Reporter returns painting looted in World War Two
The Scotsman, 2 June 2006Jeremy Lovell
LONDON (Reuters) - A small 16th-century Florentine painting looted from a German museum during World War Two and given to a reporter as a "wedding gift" in 1952 has been returned to its rightful owner.
The portrait of Eleonora of Toledo by Alessandro Allori has been handed back to Berlin's Gemaeldegalerie after veteran BBC foreign correspondent Charles Wheeler asked the Commission for Looted Art in Europe (CLAE) to find out where it belonged.
"He had been carrying it around with him for years and was very fond with it but had no idea how important it was," Anne Webber, Co-chair of the Commission, told Reuters.
"It was given to him as a wedding gift by a farmer he knew who told him he had got it from a Russian soldier in exchange for two sacks of potatoes to make vodka," she said. "He wasn't married at the time but it made no difference to the farmer."
The non-profit CLAE specialises returning Nazi-looted art and artefacts to their original owners.
Webber contacted galleries in Germany with a description of the oil-on-wood painting that measures 12 cm (4.72 inches) by 16 cm on the chance it might ring a bell.
The Gemaeldegalerie, which holds one of the world's leading collections of European art from the 13th through the 18th centuries, promptly faxed back a photograph they had taken of the painting before putting it into storage in 1939.
Its collection includes masterpieces from such artists as Albrecht Dürer, Lucas Cranach, Raphael, Titian, Caravaggio, Peter Paul Rubens, and Rembrandt.
The gallery had believed that the missing painting had either been taken to Russia after the war or burnt.
"We are delighted to have made possible the identification and return of this lovely painting.

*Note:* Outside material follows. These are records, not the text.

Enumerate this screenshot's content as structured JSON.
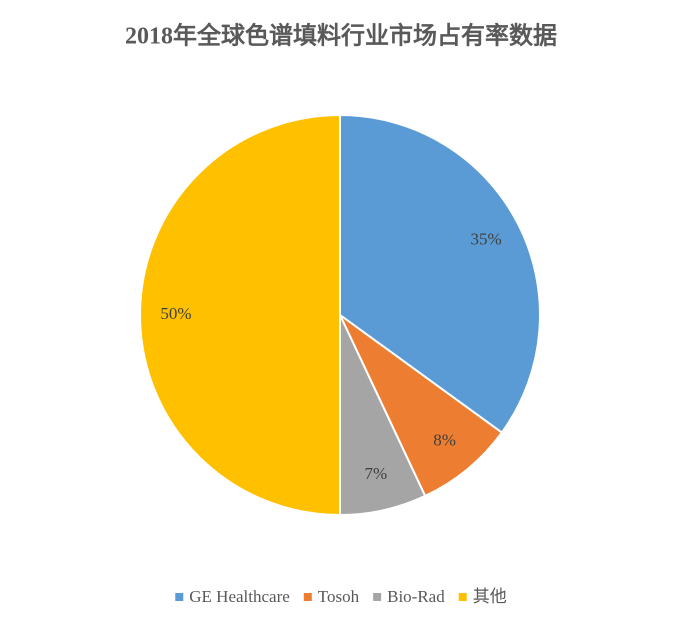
{
  "chart_data": {
    "type": "pie",
    "title": "2018年全球色谱填料行业市场占有率数据",
    "categories": [
      "GE Healthcare",
      "Tosoh",
      "Bio-Rad",
      "其他"
    ],
    "values": [
      35,
      8,
      7,
      50
    ],
    "value_labels": [
      "35%",
      "8%",
      "7%",
      "50%"
    ],
    "colors": [
      "#5b9bd5",
      "#ed7d31",
      "#a5a5a5",
      "#ffc000"
    ],
    "legend": "bottom"
  }
}
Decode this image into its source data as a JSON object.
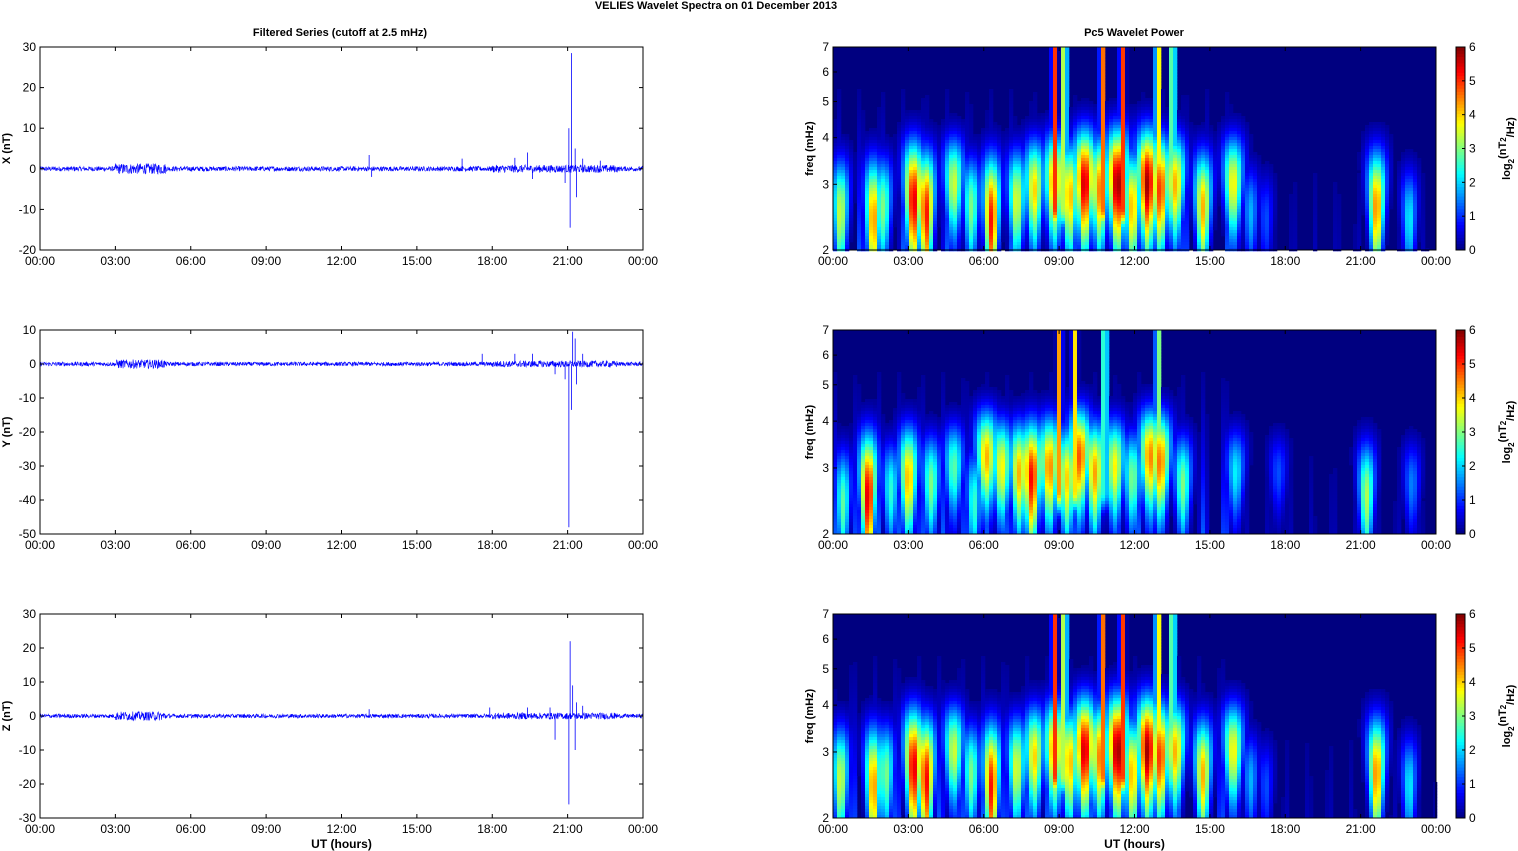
{
  "figure": {
    "title": "VELIES Wavelet Spectra on 01 December  2013",
    "left_title": "Filtered Series (cutoff at 2.5 mHz)",
    "right_title": "Pc5 Wavelet Power",
    "xlabel": "UT (hours)"
  },
  "chart_data": [
    {
      "type": "line",
      "ylabel": "X (nT)",
      "xlabel": "",
      "xlim": [
        0,
        24
      ],
      "ylim": [
        -20,
        30
      ],
      "x_ticks": [
        "00:00",
        "03:00",
        "06:00",
        "09:00",
        "12:00",
        "15:00",
        "18:00",
        "21:00",
        "00:00"
      ],
      "y_ticks": [
        -20,
        -10,
        0,
        10,
        20,
        30
      ],
      "color": "#0000ff",
      "baseline_noise": 0.6,
      "noise_burst": [
        3.0,
        5.0
      ],
      "spikes": [
        [
          13.1,
          3.4
        ],
        [
          13.2,
          -2
        ],
        [
          16.8,
          2.5
        ],
        [
          18.9,
          2.7
        ],
        [
          19.4,
          4
        ],
        [
          19.6,
          -2.5
        ],
        [
          20.9,
          -3.5
        ],
        [
          21.05,
          10
        ],
        [
          21.1,
          -14.5
        ],
        [
          21.15,
          28.5
        ],
        [
          21.3,
          5
        ],
        [
          21.35,
          -7
        ],
        [
          21.6,
          2.5
        ],
        [
          22.3,
          2
        ]
      ]
    },
    {
      "type": "line",
      "ylabel": "Y (nT)",
      "xlabel": "",
      "xlim": [
        0,
        24
      ],
      "ylim": [
        -50,
        10
      ],
      "x_ticks": [
        "00:00",
        "03:00",
        "06:00",
        "09:00",
        "12:00",
        "15:00",
        "18:00",
        "21:00",
        "00:00"
      ],
      "y_ticks": [
        -50,
        -40,
        -30,
        -20,
        -10,
        0,
        10
      ],
      "color": "#0000ff",
      "baseline_noise": 0.6,
      "noise_burst": [
        3.0,
        5.0
      ],
      "spikes": [
        [
          17.6,
          3
        ],
        [
          18.9,
          3
        ],
        [
          19.6,
          3
        ],
        [
          20.5,
          -3
        ],
        [
          20.9,
          -4.5
        ],
        [
          21.05,
          -48
        ],
        [
          21.15,
          -13.5
        ],
        [
          21.2,
          9.5
        ],
        [
          21.3,
          7.5
        ],
        [
          21.35,
          -6
        ],
        [
          21.6,
          3
        ]
      ]
    },
    {
      "type": "line",
      "ylabel": "Z (nT)",
      "xlabel": "UT (hours)",
      "xlim": [
        0,
        24
      ],
      "ylim": [
        -30,
        30
      ],
      "x_ticks": [
        "00:00",
        "03:00",
        "06:00",
        "09:00",
        "12:00",
        "15:00",
        "18:00",
        "21:00",
        "00:00"
      ],
      "y_ticks": [
        -30,
        -20,
        -10,
        0,
        10,
        20,
        30
      ],
      "color": "#0000ff",
      "baseline_noise": 0.6,
      "noise_burst": [
        3.0,
        5.0
      ],
      "spikes": [
        [
          13.1,
          2
        ],
        [
          17.9,
          2.5
        ],
        [
          19.4,
          2.5
        ],
        [
          20.3,
          2.5
        ],
        [
          20.5,
          -7
        ],
        [
          21.05,
          -26
        ],
        [
          21.1,
          22
        ],
        [
          21.2,
          9
        ],
        [
          21.3,
          -10
        ],
        [
          21.35,
          4
        ],
        [
          21.6,
          3
        ]
      ]
    },
    {
      "type": "heatmap",
      "ylabel": "freq (mHz)",
      "xlabel": "",
      "xlim": [
        0,
        24
      ],
      "ylim": [
        2,
        7
      ],
      "y_scale": "log",
      "x_ticks": [
        "00:00",
        "03:00",
        "06:00",
        "09:00",
        "12:00",
        "15:00",
        "18:00",
        "21:00",
        "00:00"
      ],
      "y_ticks": [
        2,
        3,
        4,
        5,
        6,
        7
      ],
      "colorbar": {
        "label": "log2(nT2/Hz)",
        "range": [
          0,
          6
        ],
        "ticks": [
          0,
          1,
          2,
          3,
          4,
          5,
          6
        ],
        "colormap": "jet"
      },
      "blobs": [
        [
          0.3,
          2.5,
          3.5
        ],
        [
          1.6,
          2.4,
          4.5
        ],
        [
          2.0,
          2.6,
          3
        ],
        [
          3.2,
          2.7,
          5.5
        ],
        [
          3.7,
          2.5,
          5.2
        ],
        [
          4.8,
          3.0,
          3.5
        ],
        [
          5.5,
          2.6,
          3
        ],
        [
          6.3,
          2.4,
          5.2
        ],
        [
          7.3,
          2.7,
          3.6
        ],
        [
          8.0,
          2.9,
          4
        ],
        [
          8.8,
          3.0,
          4.5
        ],
        [
          9.4,
          2.8,
          4.2
        ],
        [
          10.0,
          3.0,
          5.6
        ],
        [
          10.6,
          2.9,
          4.5
        ],
        [
          11.3,
          3.0,
          5.9
        ],
        [
          11.9,
          2.6,
          4.2
        ],
        [
          12.5,
          3.0,
          5.8
        ],
        [
          13.0,
          2.9,
          5
        ],
        [
          13.6,
          3.0,
          4.2
        ],
        [
          14.7,
          2.6,
          4.2
        ],
        [
          15.9,
          3.0,
          3.8
        ],
        [
          16.6,
          2.5,
          1.8
        ],
        [
          17.2,
          2.4,
          1.2
        ],
        [
          21.6,
          2.6,
          4.5
        ],
        [
          22.9,
          2.4,
          2.2
        ]
      ],
      "streaks": [
        [
          8.8,
          5.2
        ],
        [
          9.2,
          4.8
        ],
        [
          10.7,
          5
        ],
        [
          11.5,
          5.2
        ],
        [
          12.9,
          5
        ],
        [
          13.5,
          4.5
        ]
      ]
    },
    {
      "type": "heatmap",
      "ylabel": "freq (mHz)",
      "xlabel": "",
      "xlim": [
        0,
        24
      ],
      "ylim": [
        2,
        7
      ],
      "y_scale": "log",
      "x_ticks": [
        "00:00",
        "03:00",
        "06:00",
        "09:00",
        "12:00",
        "15:00",
        "18:00",
        "21:00",
        "00:00"
      ],
      "y_ticks": [
        2,
        3,
        4,
        5,
        6,
        7
      ],
      "colorbar": {
        "label": "log2(nT2/Hz)",
        "range": [
          0,
          6
        ],
        "ticks": [
          0,
          1,
          2,
          3,
          4,
          5,
          6
        ],
        "colormap": "jet"
      },
      "blobs": [
        [
          0.4,
          2.4,
          2.8
        ],
        [
          1.4,
          2.5,
          5.5
        ],
        [
          2.3,
          2.6,
          2.5
        ],
        [
          3.0,
          2.8,
          4.2
        ],
        [
          3.9,
          2.7,
          3
        ],
        [
          4.8,
          3.0,
          2.8
        ],
        [
          5.6,
          2.4,
          2.6
        ],
        [
          6.1,
          3.2,
          4.2
        ],
        [
          6.7,
          3.0,
          3.8
        ],
        [
          7.4,
          2.9,
          4.2
        ],
        [
          7.9,
          2.8,
          5.3
        ],
        [
          8.6,
          3.0,
          4.5
        ],
        [
          9.3,
          2.8,
          4
        ],
        [
          9.8,
          3.2,
          4.8
        ],
        [
          10.4,
          2.9,
          4.3
        ],
        [
          11.2,
          3.0,
          3.8
        ],
        [
          11.9,
          2.8,
          3
        ],
        [
          12.6,
          3.2,
          4.5
        ],
        [
          13.0,
          3.1,
          4.6
        ],
        [
          13.9,
          2.7,
          3
        ],
        [
          16.0,
          2.9,
          2.2
        ],
        [
          17.7,
          2.9,
          1.2
        ],
        [
          21.2,
          2.5,
          3.3
        ],
        [
          23.0,
          2.7,
          1.5
        ]
      ],
      "streaks": [
        [
          9.0,
          4.5
        ],
        [
          9.6,
          4
        ],
        [
          10.8,
          4.2
        ],
        [
          12.9,
          4
        ]
      ]
    },
    {
      "type": "heatmap",
      "ylabel": "freq (mHz)",
      "xlabel": "UT (hours)",
      "xlim": [
        0,
        24
      ],
      "ylim": [
        2,
        7
      ],
      "y_scale": "log",
      "x_ticks": [
        "00:00",
        "03:00",
        "06:00",
        "09:00",
        "12:00",
        "15:00",
        "18:00",
        "21:00",
        "00:00"
      ],
      "y_ticks": [
        2,
        3,
        4,
        5,
        6,
        7
      ],
      "colorbar": {
        "label": "log2(nT2/Hz)",
        "range": [
          0,
          6
        ],
        "ticks": [
          0,
          1,
          2,
          3,
          4,
          5,
          6
        ],
        "colormap": "jet"
      },
      "blobs": [
        [
          0.3,
          2.5,
          3.5
        ],
        [
          1.6,
          2.4,
          4.5
        ],
        [
          2.1,
          2.6,
          3
        ],
        [
          3.2,
          2.7,
          5.5
        ],
        [
          3.7,
          2.5,
          5.3
        ],
        [
          4.8,
          3.0,
          3.5
        ],
        [
          5.5,
          2.6,
          3
        ],
        [
          6.3,
          2.4,
          5.2
        ],
        [
          7.3,
          2.7,
          3.6
        ],
        [
          8.0,
          2.9,
          4
        ],
        [
          8.8,
          3.0,
          4.5
        ],
        [
          9.4,
          2.8,
          4.2
        ],
        [
          10.0,
          3.0,
          5.6
        ],
        [
          10.6,
          2.9,
          4.5
        ],
        [
          11.3,
          3.0,
          5.9
        ],
        [
          11.9,
          2.6,
          4.2
        ],
        [
          12.5,
          3.0,
          5.8
        ],
        [
          13.0,
          2.9,
          5
        ],
        [
          13.6,
          3.0,
          4.2
        ],
        [
          14.7,
          2.6,
          4.2
        ],
        [
          15.9,
          3.0,
          3.8
        ],
        [
          16.6,
          2.5,
          1.8
        ],
        [
          17.2,
          2.4,
          1.2
        ],
        [
          21.6,
          2.6,
          4.5
        ],
        [
          22.9,
          2.4,
          2.2
        ]
      ],
      "streaks": [
        [
          8.8,
          5.2
        ],
        [
          9.2,
          4.8
        ],
        [
          10.7,
          5
        ],
        [
          11.5,
          5.2
        ],
        [
          12.9,
          5
        ],
        [
          13.5,
          4.5
        ]
      ]
    }
  ]
}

This is the fourth of Germany's war losses whose return we have enabled in the last six months," Webber said.
"The gallery were very excited. They had believed the picture had disappeared forever, and suddenly here it was," she added.
Klaus-Dieter Lehmann, president of the Prussian Cultural Heritage Foundation which covers all Berlin's state museums, said the return had raised hopes that other missing works could be located.
After some cleaning and a little restoration by the gallery, the painting that has travelled the world in Wheeler's luggage, will go on public display.